Expressiveness is Effectiveness: Self-supervised Fashion-aware CLIP for Video-to-Shop Retrieval

Authors: Likai Tian, Zhengwei Yang, Zechao Hu, Hao Li, Yifang Yin, Zheng Wang

IJCAI 2024 | Conference PDF | Archive PDF | Plain Text | LLM Run Details

Reproducibility Variable Result LLM Response
Research Type Experimental The extensive experiments on two standard video-to-shop datasets, Moving Fashion [Godi et al., 2022] and Deep Fashion2 [Ge et al., 2019], demonstrate the superiority of the proposed SF-CLIP.
Researcher Affiliation Academia 1National Engineering Research Center for Multimedia Software, Institute of Artificial Intelligence, School of Computer Science, Wuhan University, China 2Hubei Key Laboratory of Multimedia and Network Communication Engineering 3Institute for Infocomm Research, A*STAR, Singapore
Pseudocode No The paper includes diagrams (Figure 3) illustrating processes but does not provide pseudocode or algorithm blocks.
Open Source Code No The paper does not provide an explicit statement about releasing its source code or a direct link to a code repository for its methodology.

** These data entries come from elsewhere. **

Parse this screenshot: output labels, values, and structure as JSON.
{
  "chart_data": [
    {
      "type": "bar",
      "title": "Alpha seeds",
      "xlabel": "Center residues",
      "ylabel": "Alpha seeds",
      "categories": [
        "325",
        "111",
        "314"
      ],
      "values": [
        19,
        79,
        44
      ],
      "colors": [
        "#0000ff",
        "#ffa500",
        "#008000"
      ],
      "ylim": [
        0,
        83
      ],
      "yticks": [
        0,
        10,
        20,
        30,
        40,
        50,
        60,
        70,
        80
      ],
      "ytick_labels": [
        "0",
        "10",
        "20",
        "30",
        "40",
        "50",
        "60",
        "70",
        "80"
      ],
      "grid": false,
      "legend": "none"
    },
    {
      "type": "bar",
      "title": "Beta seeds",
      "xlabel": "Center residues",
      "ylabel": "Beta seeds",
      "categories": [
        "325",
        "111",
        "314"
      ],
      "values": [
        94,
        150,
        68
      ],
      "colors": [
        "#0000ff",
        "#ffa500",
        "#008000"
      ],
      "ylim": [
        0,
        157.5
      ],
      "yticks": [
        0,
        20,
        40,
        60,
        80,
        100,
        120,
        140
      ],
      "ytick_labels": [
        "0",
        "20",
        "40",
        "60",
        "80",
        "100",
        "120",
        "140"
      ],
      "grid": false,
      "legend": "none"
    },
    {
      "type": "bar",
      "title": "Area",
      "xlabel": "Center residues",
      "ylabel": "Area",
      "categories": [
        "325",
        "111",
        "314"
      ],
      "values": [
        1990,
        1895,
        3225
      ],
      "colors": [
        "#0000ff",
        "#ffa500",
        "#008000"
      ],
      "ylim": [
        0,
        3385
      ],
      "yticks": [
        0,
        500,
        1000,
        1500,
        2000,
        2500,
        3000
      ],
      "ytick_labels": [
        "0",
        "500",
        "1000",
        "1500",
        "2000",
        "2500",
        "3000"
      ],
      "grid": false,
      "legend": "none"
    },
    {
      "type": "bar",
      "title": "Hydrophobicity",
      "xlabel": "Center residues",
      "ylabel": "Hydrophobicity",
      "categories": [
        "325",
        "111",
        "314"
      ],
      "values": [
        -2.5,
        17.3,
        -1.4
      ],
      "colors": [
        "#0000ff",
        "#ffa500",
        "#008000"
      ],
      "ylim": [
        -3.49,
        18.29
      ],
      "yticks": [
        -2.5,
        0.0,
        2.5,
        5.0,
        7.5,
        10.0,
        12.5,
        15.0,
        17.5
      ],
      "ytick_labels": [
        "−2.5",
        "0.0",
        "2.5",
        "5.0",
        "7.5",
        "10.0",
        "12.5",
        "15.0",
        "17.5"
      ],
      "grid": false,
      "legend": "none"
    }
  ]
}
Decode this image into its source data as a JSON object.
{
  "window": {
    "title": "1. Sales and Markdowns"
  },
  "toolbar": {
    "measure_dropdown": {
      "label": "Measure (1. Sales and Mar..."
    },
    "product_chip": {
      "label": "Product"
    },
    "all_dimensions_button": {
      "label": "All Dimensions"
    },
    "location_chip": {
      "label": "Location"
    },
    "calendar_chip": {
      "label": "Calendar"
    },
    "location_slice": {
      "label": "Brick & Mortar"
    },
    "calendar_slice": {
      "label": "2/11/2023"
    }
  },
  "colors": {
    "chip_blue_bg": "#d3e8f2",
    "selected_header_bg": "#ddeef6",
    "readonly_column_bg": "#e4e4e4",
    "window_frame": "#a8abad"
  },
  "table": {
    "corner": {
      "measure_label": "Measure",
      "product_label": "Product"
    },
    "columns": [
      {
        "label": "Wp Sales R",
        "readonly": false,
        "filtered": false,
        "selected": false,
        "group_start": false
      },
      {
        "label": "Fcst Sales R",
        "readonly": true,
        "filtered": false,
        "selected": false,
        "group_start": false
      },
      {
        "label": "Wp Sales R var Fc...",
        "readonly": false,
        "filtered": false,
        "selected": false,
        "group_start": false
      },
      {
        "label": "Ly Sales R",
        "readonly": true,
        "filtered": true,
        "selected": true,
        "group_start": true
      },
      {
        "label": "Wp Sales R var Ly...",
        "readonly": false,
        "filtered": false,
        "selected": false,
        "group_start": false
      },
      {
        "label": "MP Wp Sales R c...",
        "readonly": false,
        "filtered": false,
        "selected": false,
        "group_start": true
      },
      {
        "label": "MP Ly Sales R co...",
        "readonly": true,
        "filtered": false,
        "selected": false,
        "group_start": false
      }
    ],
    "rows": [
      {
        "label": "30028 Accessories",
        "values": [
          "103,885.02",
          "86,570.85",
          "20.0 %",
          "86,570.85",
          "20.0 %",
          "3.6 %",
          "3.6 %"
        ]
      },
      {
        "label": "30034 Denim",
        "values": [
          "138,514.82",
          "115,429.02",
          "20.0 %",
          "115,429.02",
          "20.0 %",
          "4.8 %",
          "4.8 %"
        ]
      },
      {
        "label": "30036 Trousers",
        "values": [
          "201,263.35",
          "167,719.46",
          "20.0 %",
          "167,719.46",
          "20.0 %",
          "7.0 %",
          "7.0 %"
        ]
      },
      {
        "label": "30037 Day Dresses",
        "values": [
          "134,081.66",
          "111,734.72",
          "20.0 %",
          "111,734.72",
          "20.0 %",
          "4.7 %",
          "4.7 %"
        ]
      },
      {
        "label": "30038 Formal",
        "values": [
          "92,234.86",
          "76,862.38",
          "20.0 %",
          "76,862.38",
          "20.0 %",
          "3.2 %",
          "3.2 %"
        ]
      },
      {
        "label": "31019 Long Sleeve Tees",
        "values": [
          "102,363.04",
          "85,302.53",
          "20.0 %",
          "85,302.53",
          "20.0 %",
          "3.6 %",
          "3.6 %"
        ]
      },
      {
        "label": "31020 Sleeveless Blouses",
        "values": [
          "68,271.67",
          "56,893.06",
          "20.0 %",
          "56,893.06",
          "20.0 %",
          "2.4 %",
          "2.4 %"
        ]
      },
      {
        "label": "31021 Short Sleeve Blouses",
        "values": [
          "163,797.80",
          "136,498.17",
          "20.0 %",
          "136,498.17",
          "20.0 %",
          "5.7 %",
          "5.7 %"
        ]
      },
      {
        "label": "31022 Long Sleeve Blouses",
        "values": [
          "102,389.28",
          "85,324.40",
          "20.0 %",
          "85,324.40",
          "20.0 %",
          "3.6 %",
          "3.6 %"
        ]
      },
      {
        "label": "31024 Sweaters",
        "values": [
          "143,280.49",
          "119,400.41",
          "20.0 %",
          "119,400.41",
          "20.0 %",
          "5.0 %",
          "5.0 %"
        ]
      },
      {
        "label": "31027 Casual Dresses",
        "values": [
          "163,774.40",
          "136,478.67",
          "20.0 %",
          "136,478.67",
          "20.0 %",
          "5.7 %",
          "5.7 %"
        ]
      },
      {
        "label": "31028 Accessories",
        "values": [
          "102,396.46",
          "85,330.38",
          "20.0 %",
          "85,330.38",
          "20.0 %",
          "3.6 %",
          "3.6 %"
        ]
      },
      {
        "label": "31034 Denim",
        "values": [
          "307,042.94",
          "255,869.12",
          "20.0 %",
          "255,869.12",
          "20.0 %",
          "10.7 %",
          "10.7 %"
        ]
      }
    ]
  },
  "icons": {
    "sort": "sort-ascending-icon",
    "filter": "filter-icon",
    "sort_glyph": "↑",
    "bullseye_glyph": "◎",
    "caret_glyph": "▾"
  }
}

It only cites a third-party tool: "https://github. com/open-mmlab/mmpose, 2020."
Open Datasets Yes Moving Fashion [Godi et al., 2022] is a VSR dataset consisting of over 15,000 pairs of videos and corresponding online clothing items. Multi-Deep Fashion2 [Godi et al., 2022] The original Deep Fashion2 dataset [Ge et al., 2019] is primarily used for street-to-shop image retrieval.
Dataset Splits No The paper mentions using 1024 samples for pseudo-label generation and defining salient frame numbers for training and testing, but it does not specify explicit train/validation/test splits (e.g., percentages or counts) for the main datasets (Moving Fashion, Deep Fashion2) used in its experiments.
Hardware Specification No The paper does not provide specific details about the hardware used for running experiments, such as GPU models, CPU specifications, or memory.
Software Dependencies No The paper mentions using "Adam [Kingma and Ba, 2014]" as an optimizer, but it does not specify version numbers for Adam or any other software dependencies like programming languages, libraries, or frameworks.
Experiment Setup Yes During the pseudo-label generation process of occlusion aspect, we set the dropout rate to 0.5 and λocc to 0.9. As for truncation aspect, we set the confidence threshold λ to 0.8 and λtru to 0.6. The learning rate for Adapter is set to 3 × 10−4, and Text Encoder is set to 5 × 10−7, with a total of 30 epochs. ... The module is trained using Adam [Kingma and Ba, 2014] with a learning rate of 1 × 10−4 for a total of 60 epochs. The salient frame number is defined as 3 for training and 10 for testing.